Table of Contents
Fetching ...

Generalization properties of contrastive world models

Kandan Ramakrishnan, R. James Cotton, Xaq Pitkow, Andreas S. Tolias

TL;DR

The paper addresses whether contrastive, object-centric world models can generalize to out-of-distribution data. It introduces an exhaustive evaluation of a contrastive structured world model (CSWM) across IID conditions and diverse OOD scenarios using 2D shapes, 3D blocks, and 3-body physics datasets. The key finding is that CSWM fails to maintain object-level factorization under OOD, with performance declines that scale with the extent of OOD and prediction horizon, and with visualizations showing mixed object representations and incorrect transition updates. This work highlights a fundamental limitation of current contrastive, slot-based world models and motivates the development of new architectures or learning paradigms that preserve factorization to achieve human-like generalization.

Abstract

Recent work on object-centric world models aim to factorize representations in terms of objects in a completely unsupervised or self-supervised manner. Such world models are hypothesized to be a key component to address the generalization problem. While self-supervision has shown improved performance however, OOD generalization has not been systematically and explicitly tested. In this paper, we conduct an extensive study on the generalization properties of contrastive world model. We systematically test the model under a number of different OOD generalization scenarios such as extrapolation to new object attributes, introducing new conjunctions or new attributes. Our experiments show that the contrastive world model fails to generalize under the different OOD tests and the drop in performance depends on the extent to which the samples are OOD. When visualizing the transition updates and convolutional feature maps, we observe that any changes in object attributes (such as previously unseen colors, shapes, or conjunctions of color and shape) breaks down the factorization of object representations. Overall, our work highlights the importance of object-centric representations for generalization and current models are limited in their capacity to learn such representations required for human-level generalization.
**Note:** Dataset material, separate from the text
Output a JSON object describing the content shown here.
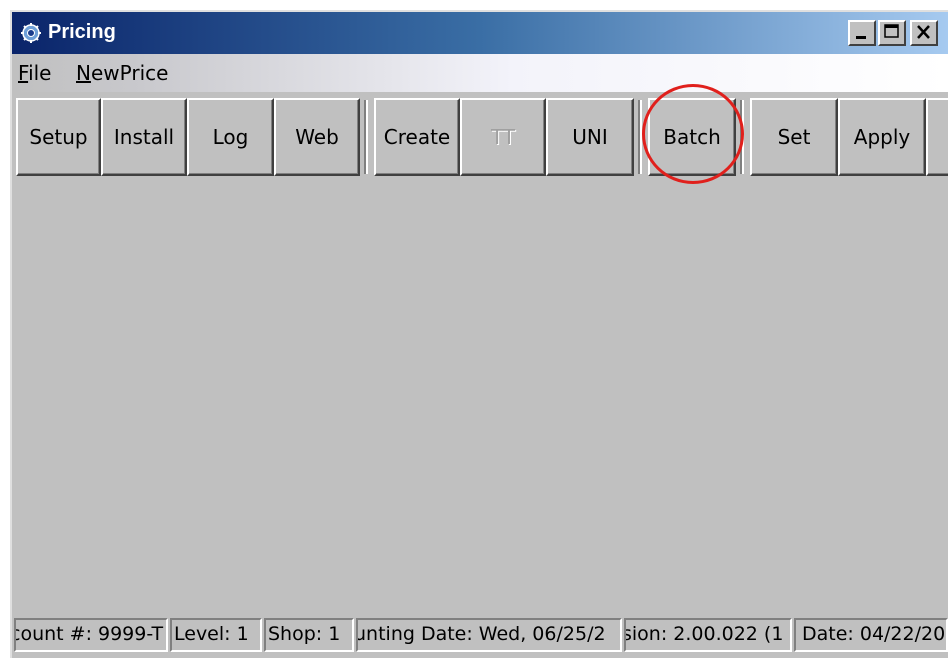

Generalization properties of contrastive world models

TL;DR

The paper addresses whether contrastive, object-centric world models can generalize to out-of-distribution data. It introduces an exhaustive evaluation of a contrastive structured world model (CSWM) across IID conditions and diverse OOD scenarios using 2D shapes, 3D blocks, and 3-body physics datasets. The key finding is that CSWM fails to maintain object-level factorization under OOD, with performance declines that scale with the extent of OOD and prediction horizon, and with visualizations showing mixed object representations and incorrect transition updates. This work highlights a fundamental limitation of current contrastive, slot-based world models and motivates the development of new architectures or learning paradigms that preserve factorization to achieve human-like generalization.

Abstract

Recent work on object-centric world models aim to factorize representations in terms of objects in a completely unsupervised or self-supervised manner. Such world models are hypothesized to be a key component to address the generalization problem. While self-supervision has shown improved performance however, OOD generalization has not been systematically and explicitly tested. In this paper, we conduct an extensive study on the generalization properties of contrastive world model. We systematically test the model under a number of different OOD generalization scenarios such as extrapolation to new object attributes, introducing new conjunctions or new attributes. Our experiments show that the contrastive world model fails to generalize under the different OOD tests and the drop in performance depends on the extent to which the samples are OOD. When visualizing the transition updates and convolutional feature maps, we observe that any changes in object attributes (such as previously unseen colors, shapes, or conjunctions of color and shape) breaks down the factorization of object representations. Overall, our work highlights the importance of object-centric representations for generalization and current models are limited in their capacity to learn such representations required for human-level generalization.
Paper Structure (11 sections, 4 figures)

This paper contains 11 sections, 4 figures.

Figures (4)

  • Figure 1: A) Model architecture of object-centric world model used in our experiments. The world model consists of an object encoder with slot architecture and followed by a Graph Neural Network as the transition model. B) Datasets used to evaluate models for out-of-distribution generalization. The grid based 2D shapes, 3D blocks and 3 body dataset are visualized. C) Illustration of the generalization tests on 2D shapes dataset - i) IID:training and testing data are the same, ii) New conjunction : Testing on novel color-shape combinations not seen during training, iii) Extrapolation : Testing for a new shape or new color different from the training dataset and iv) New dimension - Either variation in shape or color is seen during training while the testing contain variation in both shape and color.
  • Figure 2: Understanding the factorization of representations: A) visualization of the activation maps from the convolutional backbone on 2D shapes dataset of both CSWM and AE. Each map corresponds to an object from the input image which indicates to what extent the encoder is able to factorize the representation space as per objects. B) Visualization of convolutional maps on 3D blocks dataset of both CSWM and AE models. C) Each plot is the state transitions when only one object is moved in the environment.
  • Figure 3: Evaluation of CSWM model under OOD generalization. A) H@1 prediction performance of the model under different types and extent of OOD. B) Visualization of convolutional maps of the model corresponding to each generalization test. C) Transition updates corresponding to each generalization test.
  • Figure 4: OOD generalization performance of CSWM on 3D blocks and 3 body dataset.